Self-isolation does not mean you have to be alone. Connecting virtually with mentors, advisors, professors, supervisors, friends, family, or neighbors during this time is not only a valuable practice, it may illuminate the pathways that you can use to support your community and vice-versa.
Before quarantine, it may not have dawned on many of us how much support resides in each day’s small and large interactions. Talking with a long-time mentor may remind you what motivates your application to law school. Checking in with your neighbor could reinvigorate your understanding of this time through another perspective.

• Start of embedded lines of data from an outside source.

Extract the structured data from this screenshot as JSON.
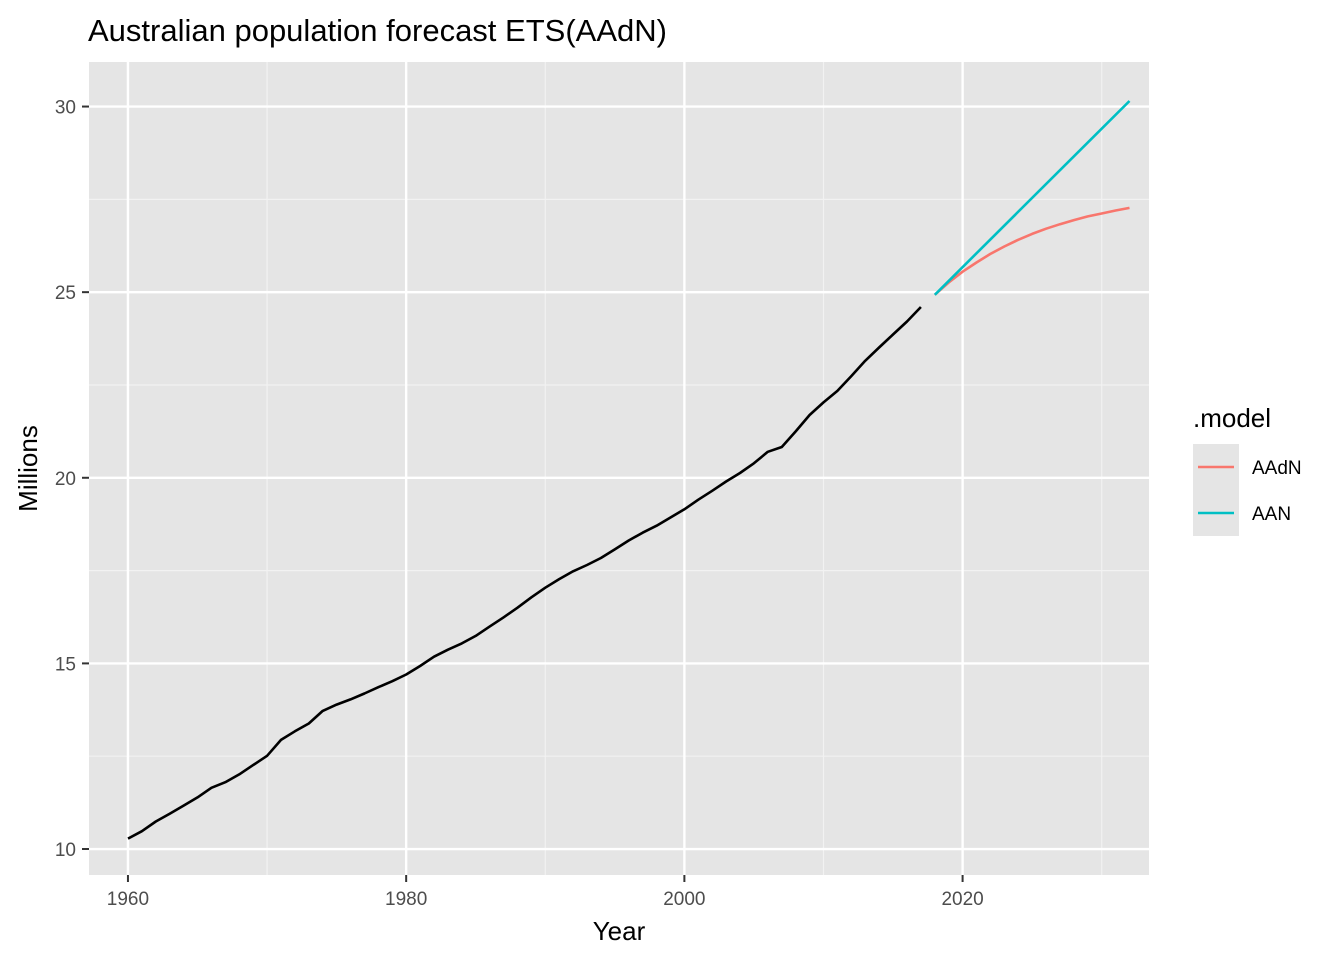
{
  "chart_data": {
    "type": "line",
    "title": "Australian population forecast ETS(AAdN)",
    "xlabel": "Year",
    "ylabel": "Millions",
    "xlim": [
      1957.2,
      2033.4
    ],
    "ylim": [
      9.3,
      31.2
    ],
    "x_ticks": [
      1960,
      1980,
      2000,
      2020
    ],
    "x_tick_labels": [
      "1960",
      "1980",
      "2000",
      "2020"
    ],
    "y_ticks": [
      10,
      15,
      20,
      25,
      30
    ],
    "y_tick_labels": [
      "10",
      "15",
      "20",
      "25",
      "30"
    ],
    "grid": true,
    "legend": {
      "title": ".model",
      "position": "right",
      "entries": [
        {
          "label": "AAdN",
          "color": "#f8766d"
        },
        {
          "label": "AAN",
          "color": "#00bfc4"
        }
      ]
    },
    "series": [
      {
        "color": "#000000",
        "x": [
          1960,
          1961,
          1962,
          1963,
          1964,
          1965,
          1966,
          1967,
          1968,
          1969,
          1970,
          1971,
          1972,
          1973,
          1974,
          1975,
          1976,
          1977,
          1978,
          1979,
          1980,
          1981,
          1982,
          1983,
          1984,
          1985,
          1986,
          1987,
          1988,
          1989,
          1990,
          1991,
          1992,
          1993,
          1994,
          1995,
          1996,
          1997,
          1998,
          1999,
          2000,
          2001,
          2002,
          2003,
          2004,
          2005,
          2006,
          2007,
          2008,
          2009,
          2010,
          2011,
          2012,
          2013,
          2014,
          2015,
          2016,
          2017
        ],
        "y": [
          10.28,
          10.48,
          10.74,
          10.95,
          11.17,
          11.39,
          11.65,
          11.8,
          12.01,
          12.26,
          12.51,
          12.94,
          13.17,
          13.38,
          13.72,
          13.89,
          14.03,
          14.19,
          14.36,
          14.52,
          14.7,
          14.93,
          15.18,
          15.37,
          15.54,
          15.74,
          15.99,
          16.24,
          16.5,
          16.78,
          17.04,
          17.27,
          17.48,
          17.65,
          17.84,
          18.07,
          18.31,
          18.52,
          18.71,
          18.93,
          19.15,
          19.41,
          19.65,
          19.9,
          20.13,
          20.39,
          20.7,
          20.83,
          21.25,
          21.69,
          22.03,
          22.34,
          22.74,
          23.15,
          23.51,
          23.86,
          24.21,
          24.6
        ]
      },
      {
        "name": "AAdN",
        "color": "#f8766d",
        "x": [
          2018,
          2019,
          2020,
          2021,
          2022,
          2023,
          2024,
          2025,
          2026,
          2027,
          2028,
          2029,
          2030,
          2031,
          2032
        ],
        "y": [
          24.93,
          25.26,
          25.55,
          25.8,
          26.03,
          26.23,
          26.41,
          26.57,
          26.71,
          26.83,
          26.94,
          27.04,
          27.12,
          27.2,
          27.27
        ]
      },
      {
        "name": "AAN",
        "color": "#00bfc4",
        "x": [
          2018,
          2032
        ],
        "y": [
          24.93,
          30.15
        ]
      }
    ]
  }
}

Spending time with colleagues and friends on Zoom might just give you the empathy and shared experience to tackle the rest of the week, whatever that looks like for you.
On our team, Admissions Assistant Patty has been joining loved ones across the country for games over Zoom. Our whole staff recently bonded with a game of virtual trivia on Jackbox.tv. Assistant Director Lucas is also fond of this app for online board games with friends. If you are looking for an alternative to games, try your collective hands at virtual crossword puzzles or start a community book club. If you’re looking for a way to include the family, Associate Director Odeviz is in the midst of reading about a dragon adventure with his little one, Felix.
We hope that our thoughts on this moment are helpful. We are here to support you as you begin to explore your possibilities this summer and beyond. We have so much faith in you.